Copyright © 2009 Fanglei Sun et al. This is an open access article distributed under the Creative Commons Attribution License, which permits unrestricted use, distribution, and reproduction in any medium, provided the original work is properly cited.

Abstract

A dynamic resource allocation algorithm to satisfy the packet delay requirements for real-time services, while maximizing the system capacity in multiuser orthogonal frequency division multiplexing (OFDM) systems is introduced. Our proposed cross-layer algorithm, called Dynamic Subcarrier Allocation algorithm for Real-time Traffic (DSA-RT), consists of two interactive components. In the medium access control (MAC) layer, the users' expected transmission rates in terms of the number of subcarriers per symbol and their corresponding transmission priorities are evaluated. With the above MAC-layer information and the detected subcarriers' channel gains, in the physical (PHY) layer, a modified Kuhn-Munkres algorithm is developed to minimize the system power for a certain subcarrier allocation, then a PHY-layer resource allocation scheme is proposed to optimally allocate the subcarriers under the system signal-to-noise ratio (SNR) and power constraints.
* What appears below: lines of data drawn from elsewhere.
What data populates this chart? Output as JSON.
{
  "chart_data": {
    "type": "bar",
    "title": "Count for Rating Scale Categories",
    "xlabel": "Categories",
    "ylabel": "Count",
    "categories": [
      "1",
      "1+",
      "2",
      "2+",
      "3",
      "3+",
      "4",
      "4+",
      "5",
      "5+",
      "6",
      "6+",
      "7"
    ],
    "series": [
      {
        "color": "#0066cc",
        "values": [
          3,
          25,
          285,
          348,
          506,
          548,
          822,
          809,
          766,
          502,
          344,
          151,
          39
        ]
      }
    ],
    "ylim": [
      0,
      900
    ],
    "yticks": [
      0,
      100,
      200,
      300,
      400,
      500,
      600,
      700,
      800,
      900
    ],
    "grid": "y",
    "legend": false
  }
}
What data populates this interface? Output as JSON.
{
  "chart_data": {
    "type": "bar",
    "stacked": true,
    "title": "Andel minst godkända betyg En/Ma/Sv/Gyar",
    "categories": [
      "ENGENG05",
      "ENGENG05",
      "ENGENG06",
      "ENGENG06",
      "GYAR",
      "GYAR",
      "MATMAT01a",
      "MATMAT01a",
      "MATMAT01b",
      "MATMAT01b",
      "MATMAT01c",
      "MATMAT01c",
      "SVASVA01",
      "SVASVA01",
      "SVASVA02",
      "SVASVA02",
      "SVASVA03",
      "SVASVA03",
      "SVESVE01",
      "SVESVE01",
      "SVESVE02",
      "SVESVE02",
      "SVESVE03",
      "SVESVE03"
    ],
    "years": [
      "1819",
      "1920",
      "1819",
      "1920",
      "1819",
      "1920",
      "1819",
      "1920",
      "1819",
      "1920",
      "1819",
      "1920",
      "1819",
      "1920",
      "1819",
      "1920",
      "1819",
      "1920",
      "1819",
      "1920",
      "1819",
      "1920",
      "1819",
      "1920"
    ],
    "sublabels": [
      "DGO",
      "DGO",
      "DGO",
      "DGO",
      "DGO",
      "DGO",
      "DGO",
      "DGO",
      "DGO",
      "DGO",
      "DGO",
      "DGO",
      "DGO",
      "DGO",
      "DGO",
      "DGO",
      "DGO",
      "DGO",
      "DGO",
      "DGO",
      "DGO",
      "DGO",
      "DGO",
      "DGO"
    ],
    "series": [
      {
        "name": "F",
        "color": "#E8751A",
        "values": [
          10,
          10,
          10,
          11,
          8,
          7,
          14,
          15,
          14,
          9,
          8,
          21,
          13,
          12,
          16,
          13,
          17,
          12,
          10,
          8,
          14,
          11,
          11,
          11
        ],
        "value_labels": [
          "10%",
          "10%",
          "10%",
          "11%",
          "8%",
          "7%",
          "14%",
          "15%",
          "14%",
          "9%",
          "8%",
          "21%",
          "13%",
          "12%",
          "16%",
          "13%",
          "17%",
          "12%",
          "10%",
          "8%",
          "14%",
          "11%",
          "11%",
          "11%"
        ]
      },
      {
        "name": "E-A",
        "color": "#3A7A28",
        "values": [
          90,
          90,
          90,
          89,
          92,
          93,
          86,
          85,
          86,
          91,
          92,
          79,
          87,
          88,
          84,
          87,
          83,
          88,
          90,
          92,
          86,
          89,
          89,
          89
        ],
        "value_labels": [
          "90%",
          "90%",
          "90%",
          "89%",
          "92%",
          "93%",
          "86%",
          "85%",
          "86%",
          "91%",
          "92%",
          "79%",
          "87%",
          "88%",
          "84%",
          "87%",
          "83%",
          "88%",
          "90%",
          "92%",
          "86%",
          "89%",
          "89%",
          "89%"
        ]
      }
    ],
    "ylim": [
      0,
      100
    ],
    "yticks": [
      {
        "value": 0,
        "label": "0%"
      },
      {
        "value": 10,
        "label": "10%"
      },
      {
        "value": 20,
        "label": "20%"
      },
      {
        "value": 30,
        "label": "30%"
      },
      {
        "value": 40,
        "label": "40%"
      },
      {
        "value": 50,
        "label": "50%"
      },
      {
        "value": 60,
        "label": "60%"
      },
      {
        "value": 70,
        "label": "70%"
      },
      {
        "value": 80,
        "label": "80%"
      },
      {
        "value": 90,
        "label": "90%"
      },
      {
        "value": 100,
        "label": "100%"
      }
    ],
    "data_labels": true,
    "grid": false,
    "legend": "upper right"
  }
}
In a system where the number of mobile users changes dynamically, our developed MAC-layer access control and removal schemes can guarantee the quality of service (QoS) of the existing users in the system and fully utilize the bandwidth resource. The numerical results show that DSA-RT significantly improves the system performance in terms of the bandwidth efficiency and delay performance for real-time services.